Un administrateur provisoire n'a pas plus de pouvoirs qu'un syndic normal
Point souvent mal compris : la désignation d'un administrateur provisoire ne lui donne pas de pouvoirs élargis par rapport à un syndic de droit commun. Il reste soumis aux mêmes règles de la loi du 10 juillet 1965 — notamment l'article 26 sur les actes qu'il peut accomplir seul et ceux qui restent soumis au vote de l'assemblée. C'est le même principe qui a été rappelé le même jour, dans un arrêt parallèle (n° 24-21.792, également du 9 juillet 2026) : un syndicat secondaire ne peut recouvrer les charges dues au syndicat principal qu'en vertu d'un mandat exprès voté par l'assemblée générale du syndicat principal, sur le fondement de l'article 27, alinéa 2, de la loi de 1965 — la structure de gestion, provisoire ou non, n'échappe pas à cette exigence. Nous avions détaillé ce second arrêt dans un article dédié aux pouvoirs du syndicat secondaire.
Copropriété sans syndic aujourd'hui : la marche à suivre
Quatre réflexes pour un conseil syndical confronté à une vacance de syndic :
Convoquer une assemblée générale le plus vite possible, même en urgence, pour élire un nouveau syndic — professionnel ou bénévole. C'est la seule façon de reprendre la main avant qu'un tiers ne saisisse le tribunal.
Si la vacance dure et qu'aucune AG ne peut se tenir dans un délai raisonnable, saisir le président du tribunal judiciaire par requête sur le fondement de l'article 47 du décret de 1967, en s'appuyant sur un dossier documenté (date de la démission ou du décès, absence de candidat, urgence de gestion).
Garder une trace écrite de toutes les démarches de convocation : c'est ce qui permettra, le cas échéant, de démontrer au juge que la situation a évolué depuis la requête.
Comparer plusieurs cabinets de syndic avant de revoter, plutôt que d'élire dans l'urgence le premier syndic disponible — un appel d'offres syndic peut être lancé même dans un contexte de vacance, pour éviter de reproduire les causes du blocage initial.
FAQ
Combien de temps une copropriété peut-elle rester sans syndic ?
Aucun délai légal fixe ne l'interdit, mais l'absence de syndic bloque la gestion courante (comptes, contrats, urgences) et expose les copropriétaires à un risque croissant. Plus la vacance dure, plus la désignation d'un administrateur provisoire devient probable si personne n'agit.
Qui peut demander la désignation d'un administrateur provisoire ?
Tout copropriétaire, mais aussi le syndic sortant, un créancier de la copropriété ou le procureur de la République, sur le fondement de l'article 47 du décret du 17 mars 1967.
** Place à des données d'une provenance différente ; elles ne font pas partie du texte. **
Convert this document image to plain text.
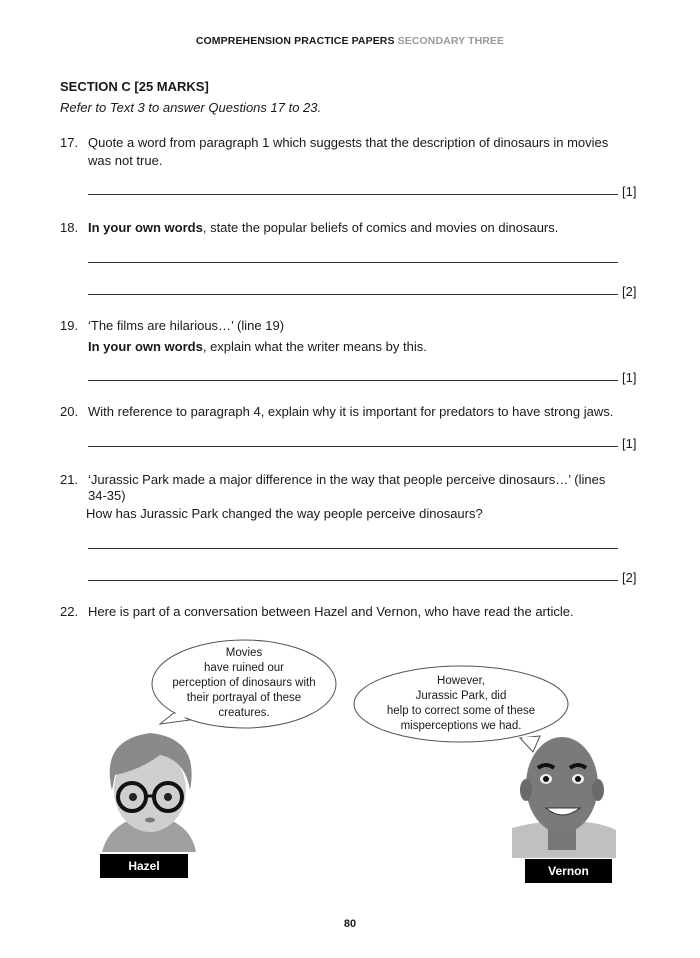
COMPREHENSION PRACTICE PAPERS SECONDARY THREE
SECTION C [25 MARKS]
Refer to Text 3 to answer Questions 17 to 23.
17. Quote a word from paragraph 1 which suggests that the description of dinosaurs in movies
was not true.
[1]
18. In your own words, state the popular beliefs of comics and movies on dinosaurs.
[2]
19. ‘The films are hilarious…’ (line 19)
In your own words, explain what the writer means by this.
[1]
20. With reference to paragraph 4, explain why it is important for predators to have strong jaws.
[1]
21. ‘Jurassic Park made a major difference in the way that people perceive dinosaurs…’ (lines
34-35)
How has Jurassic Park changed the way people perceive dinosaurs?
[2]
22. Here is part of a conversation between Hazel and Vernon, who have read the article.
Movies
have ruined our
perception of dinosaurs with
their portrayal of these
creatures.
However,
Jurassic Park, did
help to correct some of these
misperceptions we had.
Hazel	Vernon
80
Une assemblée générale élue après le dépôt de la requête peut-elle vraiment faire tomber la procédure ?
Oui, c'est exactement ce que confirme l'arrêt du 9 juillet 2026 : le juge apprécie l'absence de syndic au jour où il statue, pas à la date de la requête. Un syndic élu avant l'ordonnance retire son fondement à la demande.
Un administrateur provisoire a-t-il plus de pouvoirs qu'un syndic classique ?
Non. Il reste soumis aux mêmes règles de la loi du 10 juillet 1965, y compris pour les actes nécessitant un mandat exprès de l'assemblée générale.
Que risque une copropriété qui reste durablement sans syndic ?
Blocage des paiements et contrats courants, absence de suivi des sinistres et des travaux urgents, et à terme un risque de mise en cause de la responsabilité collective des copropriétaires pour défaut de gestion.